When we get up to the studio on the 5th or 6th floor, we find about a dozen people, maybe a few more already here. There are some chairs set up in the studio itself, and a woman sits at a grand piano. I see a guy who looks like he might work here; I ask him what's going on. "Normally you'd have to pay, but a bunch of people didn't show up, so go on in," he says. Yuki and I go in and take a seat.

After a few moments, the woman at the piano speaks: "Welcome to our regular live broadcast of Midnight Sky Garden. With everything going on, we had decided to cancel tonight's performance, but then we saw the number of people who showed up anyway--people who, despite the danger outside, made the trek to our studio tonight to see me play.

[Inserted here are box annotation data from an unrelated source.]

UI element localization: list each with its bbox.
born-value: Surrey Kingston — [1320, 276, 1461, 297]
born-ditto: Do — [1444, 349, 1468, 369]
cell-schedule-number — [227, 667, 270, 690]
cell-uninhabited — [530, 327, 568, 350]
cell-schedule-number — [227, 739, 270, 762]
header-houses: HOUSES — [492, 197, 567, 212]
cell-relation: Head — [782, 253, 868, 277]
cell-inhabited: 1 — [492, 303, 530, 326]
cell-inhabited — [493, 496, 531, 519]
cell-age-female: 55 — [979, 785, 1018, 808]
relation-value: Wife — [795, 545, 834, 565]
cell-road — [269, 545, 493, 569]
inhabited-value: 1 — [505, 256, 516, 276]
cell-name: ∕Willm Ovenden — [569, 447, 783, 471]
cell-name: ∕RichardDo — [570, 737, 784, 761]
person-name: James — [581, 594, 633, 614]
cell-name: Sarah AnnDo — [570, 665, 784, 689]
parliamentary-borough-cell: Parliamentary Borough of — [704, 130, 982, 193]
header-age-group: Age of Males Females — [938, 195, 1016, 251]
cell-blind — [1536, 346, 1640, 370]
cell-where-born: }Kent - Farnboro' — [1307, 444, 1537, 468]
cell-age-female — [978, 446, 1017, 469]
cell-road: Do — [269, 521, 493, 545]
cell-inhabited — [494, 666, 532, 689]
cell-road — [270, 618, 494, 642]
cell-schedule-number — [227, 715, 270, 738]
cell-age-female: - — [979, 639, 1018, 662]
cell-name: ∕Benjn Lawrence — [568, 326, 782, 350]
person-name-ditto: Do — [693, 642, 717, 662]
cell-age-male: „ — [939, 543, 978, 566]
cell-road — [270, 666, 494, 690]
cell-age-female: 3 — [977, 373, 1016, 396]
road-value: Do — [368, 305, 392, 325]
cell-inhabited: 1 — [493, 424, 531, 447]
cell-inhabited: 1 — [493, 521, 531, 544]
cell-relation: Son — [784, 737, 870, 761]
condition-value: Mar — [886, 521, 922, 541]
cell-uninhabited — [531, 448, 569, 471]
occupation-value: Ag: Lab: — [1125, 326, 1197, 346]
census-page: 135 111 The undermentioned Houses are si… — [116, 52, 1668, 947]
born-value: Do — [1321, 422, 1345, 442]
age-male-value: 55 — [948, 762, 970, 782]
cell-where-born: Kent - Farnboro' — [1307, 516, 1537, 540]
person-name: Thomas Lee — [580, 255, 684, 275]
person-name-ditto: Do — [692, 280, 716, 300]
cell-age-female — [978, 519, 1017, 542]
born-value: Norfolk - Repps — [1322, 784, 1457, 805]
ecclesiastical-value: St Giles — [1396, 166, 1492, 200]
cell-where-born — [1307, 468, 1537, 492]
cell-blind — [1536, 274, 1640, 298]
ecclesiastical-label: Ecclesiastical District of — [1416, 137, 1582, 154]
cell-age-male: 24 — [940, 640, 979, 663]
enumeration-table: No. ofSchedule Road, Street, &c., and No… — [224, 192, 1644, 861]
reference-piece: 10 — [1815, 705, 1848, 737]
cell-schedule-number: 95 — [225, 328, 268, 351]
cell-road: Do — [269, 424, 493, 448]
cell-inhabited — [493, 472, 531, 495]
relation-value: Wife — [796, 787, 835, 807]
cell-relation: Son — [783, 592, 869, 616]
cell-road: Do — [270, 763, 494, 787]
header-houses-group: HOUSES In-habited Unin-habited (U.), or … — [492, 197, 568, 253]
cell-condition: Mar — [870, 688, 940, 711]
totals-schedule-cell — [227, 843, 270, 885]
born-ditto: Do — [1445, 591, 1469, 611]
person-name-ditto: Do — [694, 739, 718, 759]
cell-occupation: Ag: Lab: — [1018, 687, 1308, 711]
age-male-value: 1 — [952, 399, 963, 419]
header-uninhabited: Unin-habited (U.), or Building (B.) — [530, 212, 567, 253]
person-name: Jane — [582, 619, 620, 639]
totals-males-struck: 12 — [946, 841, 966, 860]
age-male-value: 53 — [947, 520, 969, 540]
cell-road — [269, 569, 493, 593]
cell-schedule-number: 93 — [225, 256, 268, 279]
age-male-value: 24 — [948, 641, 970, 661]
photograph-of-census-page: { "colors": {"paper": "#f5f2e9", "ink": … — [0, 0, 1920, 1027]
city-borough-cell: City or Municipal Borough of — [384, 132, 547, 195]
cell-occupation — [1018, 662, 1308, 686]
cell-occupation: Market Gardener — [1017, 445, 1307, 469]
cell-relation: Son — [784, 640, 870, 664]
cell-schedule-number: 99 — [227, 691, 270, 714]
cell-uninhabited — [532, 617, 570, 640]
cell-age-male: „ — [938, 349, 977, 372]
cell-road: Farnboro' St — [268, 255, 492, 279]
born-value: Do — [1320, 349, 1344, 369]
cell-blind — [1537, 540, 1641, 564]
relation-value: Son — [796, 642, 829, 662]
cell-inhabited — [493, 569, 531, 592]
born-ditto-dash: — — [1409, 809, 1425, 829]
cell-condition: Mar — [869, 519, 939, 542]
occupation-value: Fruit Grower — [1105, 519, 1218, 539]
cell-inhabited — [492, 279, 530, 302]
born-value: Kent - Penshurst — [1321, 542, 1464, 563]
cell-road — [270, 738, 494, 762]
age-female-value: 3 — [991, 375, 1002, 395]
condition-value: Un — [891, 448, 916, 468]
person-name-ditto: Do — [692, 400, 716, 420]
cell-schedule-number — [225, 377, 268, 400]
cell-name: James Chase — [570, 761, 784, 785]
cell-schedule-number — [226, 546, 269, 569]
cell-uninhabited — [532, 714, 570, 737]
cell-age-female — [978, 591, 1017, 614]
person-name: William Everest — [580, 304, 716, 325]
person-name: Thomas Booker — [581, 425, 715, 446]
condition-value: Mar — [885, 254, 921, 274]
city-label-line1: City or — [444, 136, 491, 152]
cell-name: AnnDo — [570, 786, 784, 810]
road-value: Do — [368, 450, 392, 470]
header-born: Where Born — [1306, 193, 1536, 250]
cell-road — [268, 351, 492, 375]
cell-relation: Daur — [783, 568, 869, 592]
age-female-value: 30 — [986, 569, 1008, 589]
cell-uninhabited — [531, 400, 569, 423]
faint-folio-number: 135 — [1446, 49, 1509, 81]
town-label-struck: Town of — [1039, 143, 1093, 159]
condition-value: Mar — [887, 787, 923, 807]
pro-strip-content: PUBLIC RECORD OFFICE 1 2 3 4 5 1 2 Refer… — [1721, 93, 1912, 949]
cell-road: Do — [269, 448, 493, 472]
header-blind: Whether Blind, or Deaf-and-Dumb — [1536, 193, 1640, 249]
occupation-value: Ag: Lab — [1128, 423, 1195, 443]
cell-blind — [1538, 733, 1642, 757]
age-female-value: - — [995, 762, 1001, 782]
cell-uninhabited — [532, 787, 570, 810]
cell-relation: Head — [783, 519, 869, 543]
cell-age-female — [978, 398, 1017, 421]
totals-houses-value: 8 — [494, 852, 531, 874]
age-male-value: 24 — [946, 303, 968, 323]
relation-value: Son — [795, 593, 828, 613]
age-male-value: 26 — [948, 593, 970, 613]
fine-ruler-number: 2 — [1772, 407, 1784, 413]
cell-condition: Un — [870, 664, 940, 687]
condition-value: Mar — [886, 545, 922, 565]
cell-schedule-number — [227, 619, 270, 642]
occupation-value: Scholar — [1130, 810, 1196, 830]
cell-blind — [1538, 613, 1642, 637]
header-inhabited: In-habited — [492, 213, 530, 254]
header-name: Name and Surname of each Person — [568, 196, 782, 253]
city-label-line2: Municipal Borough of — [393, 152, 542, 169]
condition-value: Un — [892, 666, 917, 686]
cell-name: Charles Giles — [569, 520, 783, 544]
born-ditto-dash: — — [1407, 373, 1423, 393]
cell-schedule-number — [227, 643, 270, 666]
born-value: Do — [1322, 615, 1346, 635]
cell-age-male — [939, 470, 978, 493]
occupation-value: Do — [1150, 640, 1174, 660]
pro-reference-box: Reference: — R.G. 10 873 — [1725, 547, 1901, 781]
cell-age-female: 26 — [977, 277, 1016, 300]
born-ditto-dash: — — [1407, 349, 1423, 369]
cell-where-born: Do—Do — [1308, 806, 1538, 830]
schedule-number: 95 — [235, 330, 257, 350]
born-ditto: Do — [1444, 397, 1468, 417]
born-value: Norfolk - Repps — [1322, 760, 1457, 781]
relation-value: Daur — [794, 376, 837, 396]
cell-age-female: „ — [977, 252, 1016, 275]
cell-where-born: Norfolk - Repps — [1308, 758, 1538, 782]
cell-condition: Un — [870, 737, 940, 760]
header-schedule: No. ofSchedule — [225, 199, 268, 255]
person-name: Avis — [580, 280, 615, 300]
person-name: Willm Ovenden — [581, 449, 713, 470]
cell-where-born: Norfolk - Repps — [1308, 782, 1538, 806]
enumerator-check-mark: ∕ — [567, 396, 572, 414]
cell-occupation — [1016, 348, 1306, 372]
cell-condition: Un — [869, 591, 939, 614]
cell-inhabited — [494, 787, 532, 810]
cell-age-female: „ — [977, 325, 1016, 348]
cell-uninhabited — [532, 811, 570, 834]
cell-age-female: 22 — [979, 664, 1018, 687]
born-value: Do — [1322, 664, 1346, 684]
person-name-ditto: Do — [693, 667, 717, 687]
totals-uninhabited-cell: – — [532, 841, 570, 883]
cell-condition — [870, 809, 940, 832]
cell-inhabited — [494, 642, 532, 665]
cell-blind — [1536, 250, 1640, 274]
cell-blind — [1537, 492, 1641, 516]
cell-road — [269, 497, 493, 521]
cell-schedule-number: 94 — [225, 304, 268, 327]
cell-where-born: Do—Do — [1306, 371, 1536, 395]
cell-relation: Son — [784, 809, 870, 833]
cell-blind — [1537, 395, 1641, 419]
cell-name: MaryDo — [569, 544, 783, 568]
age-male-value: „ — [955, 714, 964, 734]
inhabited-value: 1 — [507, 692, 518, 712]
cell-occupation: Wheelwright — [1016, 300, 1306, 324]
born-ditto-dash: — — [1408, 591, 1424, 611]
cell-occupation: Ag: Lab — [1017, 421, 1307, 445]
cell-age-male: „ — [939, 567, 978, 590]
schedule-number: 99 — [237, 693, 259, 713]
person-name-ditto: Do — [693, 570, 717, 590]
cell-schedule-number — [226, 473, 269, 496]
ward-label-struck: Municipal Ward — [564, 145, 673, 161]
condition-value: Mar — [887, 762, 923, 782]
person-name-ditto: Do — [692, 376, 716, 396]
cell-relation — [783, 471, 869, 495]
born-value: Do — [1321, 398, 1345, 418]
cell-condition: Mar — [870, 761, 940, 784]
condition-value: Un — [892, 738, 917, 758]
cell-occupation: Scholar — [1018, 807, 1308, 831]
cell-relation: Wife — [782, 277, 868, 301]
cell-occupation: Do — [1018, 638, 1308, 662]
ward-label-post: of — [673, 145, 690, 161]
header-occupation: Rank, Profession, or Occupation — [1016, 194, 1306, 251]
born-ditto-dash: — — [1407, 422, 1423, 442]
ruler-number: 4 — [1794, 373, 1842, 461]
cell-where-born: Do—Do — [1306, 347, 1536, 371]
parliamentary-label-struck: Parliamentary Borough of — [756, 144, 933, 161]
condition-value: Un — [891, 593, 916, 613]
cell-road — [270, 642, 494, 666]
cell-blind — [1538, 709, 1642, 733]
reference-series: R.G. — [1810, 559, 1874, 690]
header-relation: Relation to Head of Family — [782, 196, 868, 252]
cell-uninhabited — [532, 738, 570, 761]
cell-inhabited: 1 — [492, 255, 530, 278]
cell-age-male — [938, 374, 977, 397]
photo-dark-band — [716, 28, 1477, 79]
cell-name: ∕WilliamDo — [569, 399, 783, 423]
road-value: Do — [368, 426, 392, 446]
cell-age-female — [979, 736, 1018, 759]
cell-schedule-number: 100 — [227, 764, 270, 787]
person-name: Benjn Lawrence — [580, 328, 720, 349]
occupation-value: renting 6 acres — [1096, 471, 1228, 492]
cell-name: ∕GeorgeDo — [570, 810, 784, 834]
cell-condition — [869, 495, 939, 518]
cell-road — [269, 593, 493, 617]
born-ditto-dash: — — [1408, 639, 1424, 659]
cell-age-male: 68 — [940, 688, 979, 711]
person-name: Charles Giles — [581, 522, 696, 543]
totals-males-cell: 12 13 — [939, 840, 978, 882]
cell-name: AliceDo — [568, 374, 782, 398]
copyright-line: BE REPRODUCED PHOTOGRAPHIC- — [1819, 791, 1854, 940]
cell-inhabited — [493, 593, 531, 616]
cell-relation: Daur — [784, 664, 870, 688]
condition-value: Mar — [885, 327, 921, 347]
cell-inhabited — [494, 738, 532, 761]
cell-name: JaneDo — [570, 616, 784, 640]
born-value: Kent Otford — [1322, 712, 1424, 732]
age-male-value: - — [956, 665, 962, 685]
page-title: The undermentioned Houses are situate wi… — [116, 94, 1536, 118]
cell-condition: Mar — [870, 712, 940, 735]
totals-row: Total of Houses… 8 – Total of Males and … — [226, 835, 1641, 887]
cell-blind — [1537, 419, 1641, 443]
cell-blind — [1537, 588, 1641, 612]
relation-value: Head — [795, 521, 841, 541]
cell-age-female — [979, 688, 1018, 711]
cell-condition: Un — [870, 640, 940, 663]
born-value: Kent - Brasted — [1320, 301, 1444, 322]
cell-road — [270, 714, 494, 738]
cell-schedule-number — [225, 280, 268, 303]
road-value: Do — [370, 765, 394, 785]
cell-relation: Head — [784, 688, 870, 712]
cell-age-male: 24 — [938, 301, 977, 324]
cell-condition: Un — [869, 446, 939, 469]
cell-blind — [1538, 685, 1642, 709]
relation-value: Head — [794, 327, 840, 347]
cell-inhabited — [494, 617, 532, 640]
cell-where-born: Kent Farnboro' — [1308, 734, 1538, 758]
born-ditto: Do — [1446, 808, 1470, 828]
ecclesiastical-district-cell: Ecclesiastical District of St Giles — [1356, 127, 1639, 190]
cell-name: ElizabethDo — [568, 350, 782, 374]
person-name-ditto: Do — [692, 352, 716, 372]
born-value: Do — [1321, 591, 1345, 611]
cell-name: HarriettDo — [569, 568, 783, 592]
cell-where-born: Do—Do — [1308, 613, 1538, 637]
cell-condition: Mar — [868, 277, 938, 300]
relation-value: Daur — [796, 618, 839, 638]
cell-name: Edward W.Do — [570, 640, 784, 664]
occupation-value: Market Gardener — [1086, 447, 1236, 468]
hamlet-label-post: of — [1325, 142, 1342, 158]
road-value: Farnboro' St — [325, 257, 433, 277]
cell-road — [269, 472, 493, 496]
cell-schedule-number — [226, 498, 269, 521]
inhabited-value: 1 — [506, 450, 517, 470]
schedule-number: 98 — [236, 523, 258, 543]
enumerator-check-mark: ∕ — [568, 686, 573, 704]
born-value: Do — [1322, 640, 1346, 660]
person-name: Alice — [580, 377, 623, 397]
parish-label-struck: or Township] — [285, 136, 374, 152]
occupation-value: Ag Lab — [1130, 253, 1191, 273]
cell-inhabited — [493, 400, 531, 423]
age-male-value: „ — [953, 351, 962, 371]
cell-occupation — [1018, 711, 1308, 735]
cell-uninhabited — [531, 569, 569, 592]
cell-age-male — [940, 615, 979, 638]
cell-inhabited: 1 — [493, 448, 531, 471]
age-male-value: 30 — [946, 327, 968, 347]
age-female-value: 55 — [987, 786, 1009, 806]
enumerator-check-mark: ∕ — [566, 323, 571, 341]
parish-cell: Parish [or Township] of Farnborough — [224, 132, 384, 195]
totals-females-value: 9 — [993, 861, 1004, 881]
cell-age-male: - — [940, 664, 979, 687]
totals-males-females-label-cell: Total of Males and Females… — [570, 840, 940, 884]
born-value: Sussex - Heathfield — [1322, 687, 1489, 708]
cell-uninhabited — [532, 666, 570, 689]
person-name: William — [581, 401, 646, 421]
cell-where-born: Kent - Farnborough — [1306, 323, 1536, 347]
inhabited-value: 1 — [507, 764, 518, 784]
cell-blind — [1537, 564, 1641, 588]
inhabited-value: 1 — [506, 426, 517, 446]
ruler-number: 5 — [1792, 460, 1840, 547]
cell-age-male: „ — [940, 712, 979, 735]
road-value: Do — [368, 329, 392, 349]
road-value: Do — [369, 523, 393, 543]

And we thought about it, and we thought that maybe, with all the anxiety and fear and uncertainty in our lives right now, the best thing we could do is let the show go on, give all of you out there a moment of respite in these trying times. So without further ado..."

She begins to play. It's sweet, slow, lovely. The other audience members are enraptured. I--as in Me, not the Me I am playing in this video game--start to cry, and I don't know why. But then...maybe I do know. After all, these are trying times in the real world too, aren't they? Can I really be blamed for finding resonance in the notion of people putting themselves in extreme danger to seek out some fleeting semblance of normalcy and comfort? Or that someone else is willing to put their own selves at risk to provide that comfort? Well. In any event, I sit, and the video game Me sits, and I and Yuki and the sparse studio audience and the woman at the piano share this sweet, sad, quiet moment, not thinking about anything else, in this tiny studio, in the middle of the night, somewhere in the world.

And then an Eva unit cuts the building in half.